For instance, pointer variable p is located at a specific address in memory, let's say 0x1234. Your code assigns this address to q. The value of p (the one which you have previously written to p), let's say 0xAABB, is the address stored at memory location 0x1234. Suppose the content of memory location 0x1234 changes, either by overwriting p or by writing to *q. It becomes, let's say, 0xAACC. This change is visible in *q and p, respectively, because q points to the address where p is located (the value of q is 0x1234). Variables p and q are connected: *q is an alias to p.
Pointer variable s is also located at a specific address, let's say 0x5678. But by assigning ++p to s, you merely store address 0xAACD to memory location 0x5678. Memory location 0x5678 is connected to memory location 0xAACD (because of this assignment), but not to memory location 0x1234. Subsequent changes to p (the content of memory location 0x1234) will not affect s (the content of memory location 0x5678). They are not connected.
It doesn't matter if p and s are pointer variables. In the context of redefining a variable, they behave just like scalar variables. It's just that they contain addresses instead of scalar values. If you assign an expression containing p to s, but then redefine p, the change cannot possibly be propagated to the value of s.
Upvotes: 0
Reputation: 311028
Consider this code snippet
const char* p = "12345";
const char **q = &p;
*q = "abcde";
const char *s = ++p;
before the declaration of the variable s the value of the pointer p was changed using the pointer q
*q = "abcde";
In fact this statement is equivalent to
p = "abcde";
because dereferencing the pointer *q we get the pointer p.
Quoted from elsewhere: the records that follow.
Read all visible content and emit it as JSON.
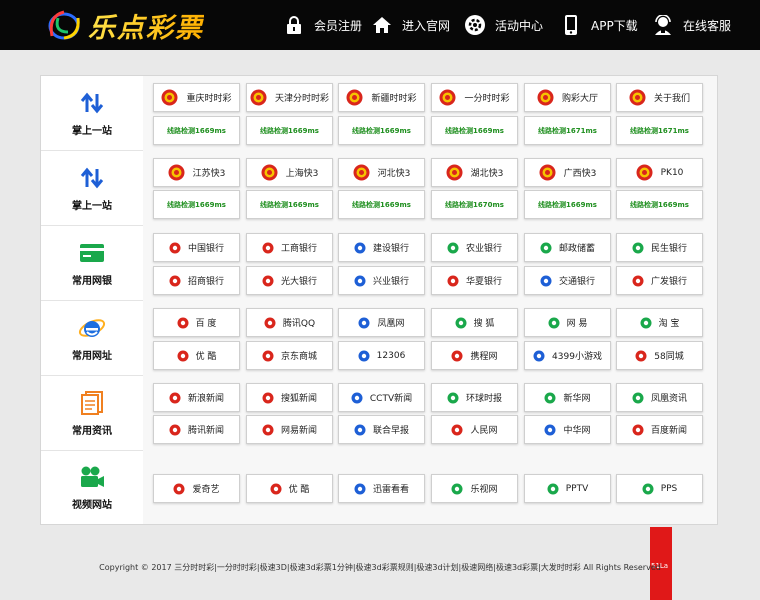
{
  "header": {
    "logo_text": "乐点彩票",
    "nav": [
      {
        "label": "会员注册",
        "icon": "lock-icon"
      },
      {
        "label": "进入官网",
        "icon": "home-icon"
      },
      {
        "label": "活动中心",
        "icon": "gear-icon"
      },
      {
        "label": "APP下载",
        "icon": "phone-icon"
      },
      {
        "label": "在线客服",
        "icon": "support-agent-icon"
      }
    ]
  },
  "sidebar": [
    {
      "label": "掌上一站",
      "icon": "swap-arrows-icon"
    },
    {
      "label": "掌上一站",
      "icon": "swap-arrows-icon"
    },
    {
      "label": "常用网银",
      "icon": "bank-card-icon"
    },
    {
      "label": "常用网址",
      "icon": "ie-browser-icon"
    },
    {
      "label": "常用资讯",
      "icon": "news-document-icon"
    },
    {
      "label": "视频网站",
      "icon": "video-camera-icon"
    }
  ],
  "lottery": {
    "row1": [
      "重庆时时彩",
      "天津分时时彩",
      "新疆时时彩",
      "一分时时彩",
      "购彩大厅",
      "关于我们"
    ],
    "row1_lines": [
      "线路检测1669ms",
      "线路检测1669ms",
      "线路检测1669ms",
      "线路检测1669ms",
      "线路检测1671ms",
      "线路检测1671ms"
    ],
    "row2": [
      "江苏快3",
      "上海快3",
      "河北快3",
      "湖北快3",
      "广西快3",
      "PK10"
    ],
    "row2_lines": [
      "线路检测1669ms",
      "线路检测1669ms",
      "线路检测1669ms",
      "线路检测1670ms",
      "线路检测1669ms",
      "线路检测1669ms"
    ]
  },
  "banks": {
    "row1": [
      "中国银行",
      "工商银行",
      "建设银行",
      "农业银行",
      "邮政储蓄",
      "民生银行"
    ],
    "row2": [
      "招商银行",
      "光大银行",
      "兴业银行",
      "华夏银行",
      "交通银行",
      "广发银行"
    ]
  },
  "sites": {
    "row1": [
      "百 度",
      "腾讯QQ",
      "凤凰网",
      "搜 狐",
      "网 易",
      "淘 宝"
    ],
    "row2": [
      "优 酷",
      "京东商城",
      "12306",
      "携程网",
      "4399小游戏",
      "58同城"
    ]
  },
  "news": {
    "row1": [
      "新浪新闻",
      "搜狐新闻",
      "CCTV新闻",
      "环球时报",
      "新华网",
      "凤凰资讯"
    ],
    "row2": [
      "腾讯新闻",
      "网易新闻",
      "联合早报",
      "人民网",
      "中华网",
      "百度新闻"
    ]
  },
  "video": {
    "row1": [
      "爱奇艺",
      "优 酷",
      "迅雷看看",
      "乐视网",
      "PPTV",
      "PPS"
    ]
  },
  "footer": {
    "text": "Copyright © 2017 三分时时彩|一分时时彩|极速3D|极速3d彩票1分钟|极速3d彩票规则|极速3d计划|极速网络|极速3d彩票|大发时时彩 All Rights Reserved",
    "badge": "51La"
  },
  "colors": {
    "topbar": "#070707",
    "accent_blue": "#1e5fd6",
    "line_green": "#1f8f1f",
    "lottery_red": "#d9261c",
    "footer_red": "#e01818"
  }
}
So after initialization of the pointer s
const char *s = ++p;
it points to the second character of the string literal "abcde".
This statement
p = "XYZWVU";
does not influence on the variable s. The pointers s and p are independent on each other.
So this statement
cout << *++s;
outputs the third character of the string literal "abcde".
You should understand that pointers p and s occupy different extents of memory. They are different objects.
In this declaration
const char *s = ++p;
the value of the expression ++p is assigned to the pointer s. This value is the address of the second character of the string literal "abcde". So you may reassign the pointer p but the pointer s will still point (will have the same assigned value) to the second character of this string literal that has static storage duration. The string literal did not disappeared after reassigning the pointer p. That is the string literal exists independent on whether you changed the pointer p or not.
Upvotes: 1
Reputation: 75062
#include <iostream>
using namespace std;
int main()
{
const char* p = "12345"; // have p point at "12345"
const char **q = &p; // have q point at p
*q = "abcde"; // change what q points at (p) to "abcde"
const char *s = ++p; // increment p and assign its result ("bcde") to s
p = "XYZWVU"; // have p point at "XYZWVU"
cout << *++s; // increment s and dereference the result ("cde")
return 0;
}
p = "XYZWVU"; is done after the value of p is assigned to s, so it won't affect the value of s.
Upvotes: 1